Mark A. Hollands, Pier-Emmanuel Tremblay, Boris T. Gänsicke, Detlev Koester & Nicola Pietro Gentile-Fusillo

Nature Astronomy (2021)
Published: 11 February 2021



“White dwarfs that accrete the debris of tidally disrupted asteroids provide the opportunity to measure the bulk composition of the building blocks, or fragments, of exoplanets. This technique has established a diversity of compositions comparable to what is observed in the Solar System, suggesting that the formation of rocky planets is a generic process.

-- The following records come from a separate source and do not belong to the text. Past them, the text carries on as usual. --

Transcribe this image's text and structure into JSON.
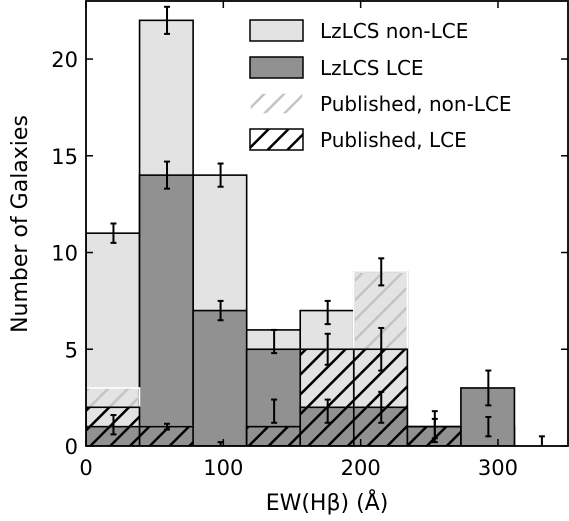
{
  "chart_data": {
    "type": "bar",
    "xlabel": "EW(Hβ) (Å)",
    "ylabel": "Number of Galaxies",
    "xlim": [
      0,
      351
    ],
    "ylim": [
      0,
      23
    ],
    "xticks": [
      0,
      100,
      200,
      300
    ],
    "yticks": [
      0,
      5,
      10,
      15,
      20
    ],
    "tick_labels_x": [
      "0",
      "100",
      "200",
      "300"
    ],
    "tick_labels_y": [
      "0",
      "5",
      "10",
      "15",
      "20"
    ],
    "bin_edges": [
      0,
      39,
      78,
      117,
      156,
      195,
      234,
      273,
      312,
      351
    ],
    "colors": {
      "lzlcs_non_lce": "#e3e3e3",
      "lzlcs_lce": "#919191",
      "published_non_lce_hatch": "#c4c4c4",
      "published_lce_hatch": "#000000"
    },
    "series": [
      {
        "name": "LzLCS non-LCE",
        "style": "light-fill",
        "values": [
          11,
          22,
          14,
          6,
          7,
          9,
          1,
          1,
          0
        ]
      },
      {
        "name": "LzLCS LCE",
        "style": "dark-fill",
        "values": [
          1,
          14,
          7,
          5,
          2,
          2,
          1,
          3,
          0
        ]
      },
      {
        "name": "Published, non-LCE",
        "style": "light-hatch",
        "values": [
          3,
          1,
          0,
          0,
          5,
          9,
          0,
          0,
          0
        ]
      },
      {
        "name": "Published, LCE",
        "style": "black-hatch",
        "values": [
          2,
          1,
          0,
          1,
          5,
          5,
          1,
          0,
          0
        ]
      }
    ],
    "error_bars": [
      {
        "x": 20,
        "y": 11,
        "err": 0.5
      },
      {
        "x": 20,
        "y": 1.1,
        "err": 0.5
      },
      {
        "x": 59,
        "y": 22,
        "err": 0.7
      },
      {
        "x": 59,
        "y": 14,
        "err": 0.7
      },
      {
        "x": 59,
        "y": 1,
        "err": 0.15
      },
      {
        "x": 98,
        "y": 14,
        "err": 0.6
      },
      {
        "x": 98,
        "y": 7,
        "err": 0.5
      },
      {
        "x": 98,
        "y": 0.1,
        "err": 0.1
      },
      {
        "x": 137,
        "y": 5.4,
        "err": 0.6
      },
      {
        "x": 137,
        "y": 1.8,
        "err": 0.6
      },
      {
        "x": 176,
        "y": 6.9,
        "err": 0.6
      },
      {
        "x": 176,
        "y": 5,
        "err": 0.8
      },
      {
        "x": 176,
        "y": 1.8,
        "err": 0.6
      },
      {
        "x": 215,
        "y": 9,
        "err": 0.7
      },
      {
        "x": 215,
        "y": 5,
        "err": 1.1
      },
      {
        "x": 215,
        "y": 2,
        "err": 0.8
      },
      {
        "x": 254,
        "y": 1,
        "err": 0.8
      },
      {
        "x": 254,
        "y": 0.9,
        "err": 0.5
      },
      {
        "x": 293,
        "y": 3,
        "err": 0.9
      },
      {
        "x": 293,
        "y": 1,
        "err": 0.5
      },
      {
        "x": 332,
        "y": 0.15,
        "err": 0.35
      }
    ],
    "legend_position": "top-right"
  }
}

The relative abundances of lithophile and siderophile elements within the planetary debris can be used to investigate whether exoplanets undergo differentiation, yet the composition studies carried out so far lack unambiguous tracers of planetary crusts. Here we report the detection of lithium in the atmospheres of four cool (<5,000 K) and old (cooling ages of 5–10 Gyr ago) metal-polluted white dwarfs, of which one also displays photospheric potassium. The relative abundances of these two elements with respect to sodium and calcium strongly suggest that all four white dwarfs have accreted fragments of planetary crusts. We detect an infrared excess in one of the systems, indicating that accretion from a circumstellar debris disk is ongoing. The main-sequence progenitor mass of this star was 4.8 ± 0.2 M⊙, demonstrating that rocky, differentiated planets may form around short-lived B-type stars.”